Wikipedia has misled you in stating "...if both x and y are given and paired is TRUE, a Wilcoxon signed rank test of the null that the distribution ... of x - y (in the paired two sample case) is symmetric about mu is performed."
The test determines whether the RANK-TRANSFORMED values of $z_i = x_i - y_i$ are symmetric around the median you specify in your null hypothesis (I assume you'd use zero). Skewness is not a problem, since the signed-rank test, like most nonparametric tests, is "distribution free." The price you pay for these tests is often reduced power, but it looks like you have a large enough sample to overcome that.
A "what the hell" alternative to the rank-sum test might be to try a simple transformation like $\ln(x_i)$ and $\ln(y_i)$ on the off chance that these measurements might roughly follow a lognormal distribution--so the logged values should look "bell curvish". Then you could use a t test and convince yourself (and your boss who only took Business Stats) that the rank-sum test is working. If this works, there's a bonus: the t test on means for lognormal data is a comparison of medians for the original, untransformed, measurements.

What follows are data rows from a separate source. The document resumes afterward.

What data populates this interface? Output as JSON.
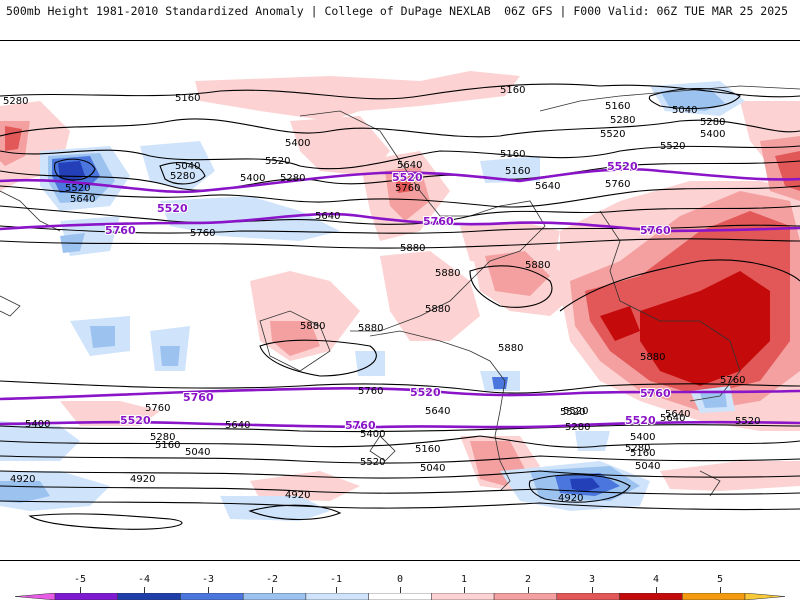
{
  "header": {
    "left": "500mb Height 1981-2010 Standardized Anomaly | College of DuPage NEXLAB",
    "right": "06Z GFS | F000 Valid: 06Z TUE MAR 25 2025"
  },
  "colors": {
    "purple_contour": "#8a14c8",
    "black_contour": "#000000",
    "pos1": "#fcd2d2",
    "pos2": "#f4a0a0",
    "pos3": "#e25858",
    "pos4": "#c40a0a",
    "neg1": "#cfe3fb",
    "neg2": "#9cc2f0",
    "neg3": "#4a76de",
    "neg4": "#2440b8"
  },
  "colorbar": {
    "ticks": [
      "-5",
      "-4",
      "-3",
      "-2",
      "-1",
      "0",
      "1",
      "2",
      "3",
      "4",
      "5"
    ],
    "segments": [
      "#e85ce8",
      "#7e1bd0",
      "#1e3eaa",
      "#4a76de",
      "#9cc2f0",
      "#cfe3fb",
      "#ffffff",
      "#fcd2d2",
      "#f4a0a0",
      "#e25858",
      "#c40a0a",
      "#f49a10",
      "#f8c838"
    ]
  },
  "contour_labels": {
    "black": [
      {
        "text": "5280"
      },
      {
        "text": "5160"
      },
      {
        "text": "5040"
      },
      {
        "text": "5280"
      },
      {
        "text": "5400"
      },
      {
        "text": "5520"
      },
      {
        "text": "5520"
      },
      {
        "text": "5640"
      },
      {
        "text": "5280"
      },
      {
        "text": "5400"
      },
      {
        "text": "5640"
      },
      {
        "text": "5760"
      },
      {
        "text": "5160"
      },
      {
        "text": "5160"
      },
      {
        "text": "5280"
      },
      {
        "text": "5520"
      },
      {
        "text": "5760"
      },
      {
        "text": "5640"
      },
      {
        "text": "5160"
      },
      {
        "text": "5160"
      },
      {
        "text": "5040"
      },
      {
        "text": "5280"
      },
      {
        "text": "5400"
      },
      {
        "text": "5520"
      },
      {
        "text": "5760"
      },
      {
        "text": "5640"
      },
      {
        "text": "5880"
      },
      {
        "text": "5880"
      },
      {
        "text": "5880"
      },
      {
        "text": "5880"
      },
      {
        "text": "5880"
      },
      {
        "text": "5880"
      },
      {
        "text": "5880"
      },
      {
        "text": "5880"
      },
      {
        "text": "5520"
      },
      {
        "text": "5400"
      },
      {
        "text": "5760"
      },
      {
        "text": "5640"
      },
      {
        "text": "5280"
      },
      {
        "text": "5160"
      },
      {
        "text": "5040"
      },
      {
        "text": "4920"
      },
      {
        "text": "4920"
      },
      {
        "text": "5760"
      },
      {
        "text": "5640"
      },
      {
        "text": "5520"
      },
      {
        "text": "5400"
      },
      {
        "text": "5280"
      },
      {
        "text": "5160"
      },
      {
        "text": "5040"
      },
      {
        "text": "4920"
      },
      {
        "text": "5760"
      },
      {
        "text": "5520"
      },
      {
        "text": "5280"
      },
      {
        "text": "5400"
      },
      {
        "text": "5160"
      },
      {
        "text": "5040"
      },
      {
        "text": "5640"
      },
      {
        "text": "5640"
      },
      {
        "text": "5520"
      },
      {
        "text": "4920"
      }
    ],
    "purple": [
      {
        "text": "5520"
      },
      {
        "text": "5760"
      },
      {
        "text": "5520"
      },
      {
        "text": "5760"
      },
      {
        "text": "5520"
      },
      {
        "text": "5760"
      },
      {
        "text": "5760"
      },
      {
        "text": "5520"
      },
      {
        "text": "5760"
      },
      {
        "text": "5520"
      },
      {
        "text": "5760"
      },
      {
        "text": "5520"
      }
    ]
  }
}
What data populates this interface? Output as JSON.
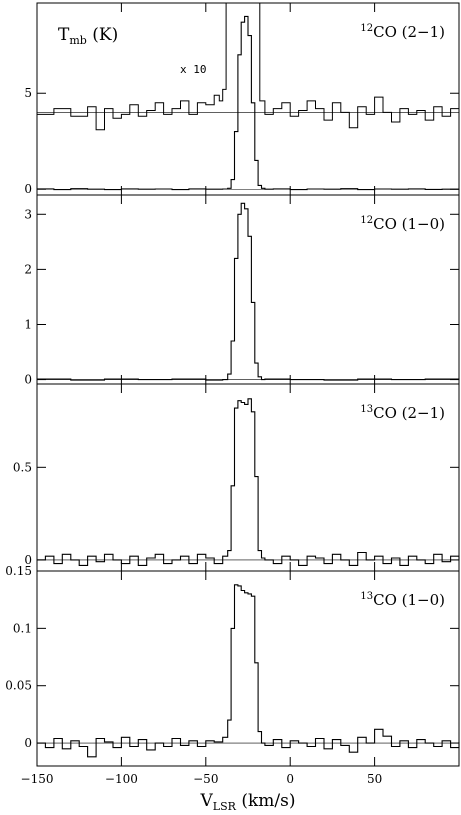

Me? I'd do both, and anything else I could cook up (likelihood ratio test on Poisson counts by firm size?). Hypothesis testing is all about determining whether evidence is convincing, and some folks take a heap of convincin'.
In scipy.stats, the Mann-Whitney U test compares two populations:
Computes the Mann-Whitney rank test on samples x and y.
but the Wilcoxon test compares two PAIRED populations:
The Wilcoxon signed-rank test tests the null hypothesis that two
related paired samples come from the same distribution. In particular,
it tests whether the distribution of the differences x - y is
symmetric about zero. It is a non-parametric version of the paired
T-test.
EDITED / CORRECTED in response to ttnphns' comments.
Note that the t does not test for whether the distribution of the differences is symmetric about zero, so the Wilcoxon signed rank test is not truly a non-parametric counterpart of the paired t test.
The Mann-Whitney test, on the other hand, assumes that all the observations are independent of each other (no basis for pairing here!). It also assumes that the two distributions are the same, and the alternative is that one is stochastically greater than the other. If we make the additional assumption that the only difference between the two distributions is their location, and the distributions are continuous, then "stochastically greater than" is equivalent to such statements as "the medians are different", so you can, with the extra assumption(s), interpret it that way.
The Mann-Whitney uses a continuity correction by default, but the Wilcoxon doesn't.
The Mann-Whitney handles ties using the midrank, but the Wilcoxon offers three options for handling ties in the paired values (i.e., zero difference between the two elements of the pair.)
It sounds like the Wilcoxon test is the more appropriate for your purposes, since you do have that lack of independence between all observations. However, one might imagine that requests with similar, but not equal, lengths might exhibit similar behavior, whereas the Wilcoxon would assume that if they aren't paired, they are independent. A logistic regression model might serve you better in this case.
Quotes are from the scipy.stats doc pages, which we aren't supposed to link to, apparently.
Best Answer
Consider a distribution of pair-differences that is somewhat heavier tailed than normal, but not especially "peaky"; then often the signed rank test will tend to be more powerful than the t-test, but also more powerful than the sign test.
For example, at the logistic distribution, the asymptotic relative efficiency of the signed rank test relative to the t-test is 1.097 so the signed rank test should be more powerful than the t (at least in larger samples), but the asymptotic relative efficiency of the sign test relative to the t-test is 0.822, so the sign test would be less powerful than the t (again, at least in larger samples).
As we move to heavier-tailed distributions (while still avoiding overly-peaky ones), the t will tend to perform relatively worse, while the sign-test should improve somewhat, and both sign and signed-rank will outperform the t in detecting small effects by substantial margins (i.e. will require much smaller sample sizes to detect an effect). There will be a large class of distributions for which the signed-rank test is the best of the three.
Here's one example -- the $t_3$ distribution. Power was simulated at n=100 for the three tests, for a 5% significance level. The power for the $t$ test is marked in black, that for the Wilcoxon signed rank in red and the sign test is marked in green. The sign test's available significance levels didn't include any especially near 5% so in that case a randomized test was used to get close to the right significance level. The x-axis is the $\delta$ parameter which represents the shift from the null case (the tests were all two-sided, so the actual power curve would be symmetric about 0).
As we see in the plot, the signed rank test has more power than the sign test, which in turn has more power than the t-test.